Evan M. Lopez
Common Pleas Court Judge Rose Marie DeFino-Nastasi today ordered a new trial for Eugene Gilyard and Lance Felder, two men serving life sentences for a 1995 murder they say they did not commit. The men’s Post Conviction Relief Act petition was based on detailed confessions made by a convicted murderer named Ricky Welborn, one of two men who Gilyard had long maintained were responsible.
"This is the type and quality of evidence that needs to be put before a jury," said DeFino-Nastasi, announcing her order for a new trial. She also noted that the original "evidence supporting the convictions," limited to highly contradictory eyewitness identifications, "was terribly weak."
Gilyard was represented by the Pennsylvania Innocence Project, which presented evidence that Welborn and a man named Timothy Tyler had shot North Philadelphia merchant Thomas Keal to death in a botched robbery. The confessions also contained two strong pieces of corroborating evidence. First, Welborn told investigators that he had shot a second man, Anthony Stokes, with the same shotgun earlier that day. Stokes, located in a state prison, agreed that Welborn had shot him — and released hospital records to back it up. Welborn also said he used the same shotgun in a robbery later that fall — a crime to which he had pleaded guilty.
The Pennsylvania Innocence Project approached District Attorney Seth Williams' office in the hope it would agree to review the new evidence. Instead, the DA has fought their petition tooth and nail, much like he has other Innocence Project cases. They ultimately argued that Welborn had been promised $10,000 to confess. That argument was based on phone calls and letters from Welborn made over the summer, in which Welborn claimed that he did not commit the murder and that he had been promised cash to say that he did.
The DA could point to just one $500 deposit made in Welborn's commissary—by a woman using the same first name as a relative who frequently made such deposits.
DeFino-Nastasi agreed with the defense, noting that Welborn only stepped back from his testimony after a lengthy May cover story in City Paper led friends and relatives to complain that Welborn was snitching. In addition, the letters, which Welborn had stated he was aware were being monitored by authorities in a recorded phone call, were sent to addresses that either had no relationship to the case or did not exist.
Judge DeFino-Nastasi seemed incredulous at the DA's argument that the entire petition was a complex, more than decade-long conspiracy. With a touch of sarcasm, she said the theory was "a little bit too coincidental."
Marissa Bluestine, legal director at the Pennsylvania Innocence Project, hailed the ruling but called it "three years overdue. We asked the Philadelphia District Attorney's office to assist us in this investigation from the very beginning. They refused. In fact, we got silence. And even through today we got absolutely unbelievable, obstructionist answers and responses to blatantly obvious evidence of innocence."
The DA’s office said it was not yet prepared to comment on whether it would appeal the ruling.

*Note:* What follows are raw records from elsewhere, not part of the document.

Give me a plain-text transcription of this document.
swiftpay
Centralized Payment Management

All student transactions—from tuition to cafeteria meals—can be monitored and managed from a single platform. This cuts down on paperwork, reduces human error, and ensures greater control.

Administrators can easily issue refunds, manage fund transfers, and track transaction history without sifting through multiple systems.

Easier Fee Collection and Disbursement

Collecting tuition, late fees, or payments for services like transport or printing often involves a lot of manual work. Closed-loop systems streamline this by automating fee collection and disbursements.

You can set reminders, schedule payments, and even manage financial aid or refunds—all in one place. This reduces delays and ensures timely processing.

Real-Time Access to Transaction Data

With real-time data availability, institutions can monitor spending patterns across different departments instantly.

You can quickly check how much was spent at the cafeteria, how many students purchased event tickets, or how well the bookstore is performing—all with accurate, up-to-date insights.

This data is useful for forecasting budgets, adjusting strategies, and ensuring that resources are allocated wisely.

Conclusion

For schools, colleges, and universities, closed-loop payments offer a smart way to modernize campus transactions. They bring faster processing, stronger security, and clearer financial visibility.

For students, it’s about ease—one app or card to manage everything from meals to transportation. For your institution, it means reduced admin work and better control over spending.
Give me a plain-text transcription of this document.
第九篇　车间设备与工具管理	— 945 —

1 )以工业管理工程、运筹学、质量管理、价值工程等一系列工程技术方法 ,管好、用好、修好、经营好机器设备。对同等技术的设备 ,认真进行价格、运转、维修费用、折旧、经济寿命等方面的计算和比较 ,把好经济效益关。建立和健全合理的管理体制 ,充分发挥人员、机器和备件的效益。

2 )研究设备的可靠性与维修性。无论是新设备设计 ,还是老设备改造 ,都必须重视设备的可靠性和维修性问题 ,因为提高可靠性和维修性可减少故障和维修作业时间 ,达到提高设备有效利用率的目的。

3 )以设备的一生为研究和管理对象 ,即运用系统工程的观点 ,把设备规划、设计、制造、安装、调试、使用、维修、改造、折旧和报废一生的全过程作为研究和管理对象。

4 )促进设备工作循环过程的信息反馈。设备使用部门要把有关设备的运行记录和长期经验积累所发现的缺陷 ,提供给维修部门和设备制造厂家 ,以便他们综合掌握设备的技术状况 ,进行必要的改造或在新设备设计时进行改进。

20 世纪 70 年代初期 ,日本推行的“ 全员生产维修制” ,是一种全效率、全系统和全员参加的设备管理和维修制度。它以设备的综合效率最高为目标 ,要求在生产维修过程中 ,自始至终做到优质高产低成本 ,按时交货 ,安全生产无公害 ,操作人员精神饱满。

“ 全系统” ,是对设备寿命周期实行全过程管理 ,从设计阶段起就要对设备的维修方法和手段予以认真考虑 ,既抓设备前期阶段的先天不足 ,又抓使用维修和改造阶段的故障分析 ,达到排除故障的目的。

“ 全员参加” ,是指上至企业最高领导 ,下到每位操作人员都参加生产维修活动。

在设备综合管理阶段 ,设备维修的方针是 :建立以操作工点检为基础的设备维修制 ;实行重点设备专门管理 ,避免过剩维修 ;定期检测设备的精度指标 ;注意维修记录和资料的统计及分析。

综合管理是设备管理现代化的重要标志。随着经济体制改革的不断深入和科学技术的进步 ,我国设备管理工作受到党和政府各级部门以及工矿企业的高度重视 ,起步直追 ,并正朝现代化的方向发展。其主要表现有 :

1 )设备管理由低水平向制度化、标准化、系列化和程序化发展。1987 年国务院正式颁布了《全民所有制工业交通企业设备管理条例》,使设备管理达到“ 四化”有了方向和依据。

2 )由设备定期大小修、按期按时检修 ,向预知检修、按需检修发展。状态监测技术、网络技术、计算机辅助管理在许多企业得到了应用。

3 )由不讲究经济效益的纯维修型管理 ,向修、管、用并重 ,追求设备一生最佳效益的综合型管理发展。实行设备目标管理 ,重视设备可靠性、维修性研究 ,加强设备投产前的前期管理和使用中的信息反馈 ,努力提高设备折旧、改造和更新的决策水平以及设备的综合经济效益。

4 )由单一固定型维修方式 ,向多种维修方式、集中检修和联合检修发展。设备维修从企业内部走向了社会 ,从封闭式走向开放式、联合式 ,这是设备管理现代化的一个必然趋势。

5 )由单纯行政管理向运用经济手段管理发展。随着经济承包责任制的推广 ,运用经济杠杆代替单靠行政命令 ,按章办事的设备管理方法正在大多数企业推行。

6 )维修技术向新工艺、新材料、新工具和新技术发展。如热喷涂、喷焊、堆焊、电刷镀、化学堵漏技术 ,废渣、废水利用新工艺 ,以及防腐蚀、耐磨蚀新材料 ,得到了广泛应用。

The City Paper investigation also prompted a key defense witness, Lance Felder's younger brother Kenyatta Felder, to come forward and testify. His testimony, which implicated their oldest brother, Rob, as an accessory to the shooting, was powerful: it showed that Kenyatta was willing to help free one brother even at the potential expense of the other being locked up for life.
"I'm just so overwhelmed, grateful," Gilyard's mother, Christine Gilyard, told City Paper after the ruling. "I knew the truth was the only thing that was going to set him free, and the truth came out in court."
Welborn, Tyler, and Rob Felder could all be prosecuted for Thomas Keal's murder if Gilyard and Felder are found not guilty at trial. Ironically, the three men who may have committed the murder will have mountains of evidence that they are innocent. It was presented, however unconvincingly, by the Philadelphia District Attorney.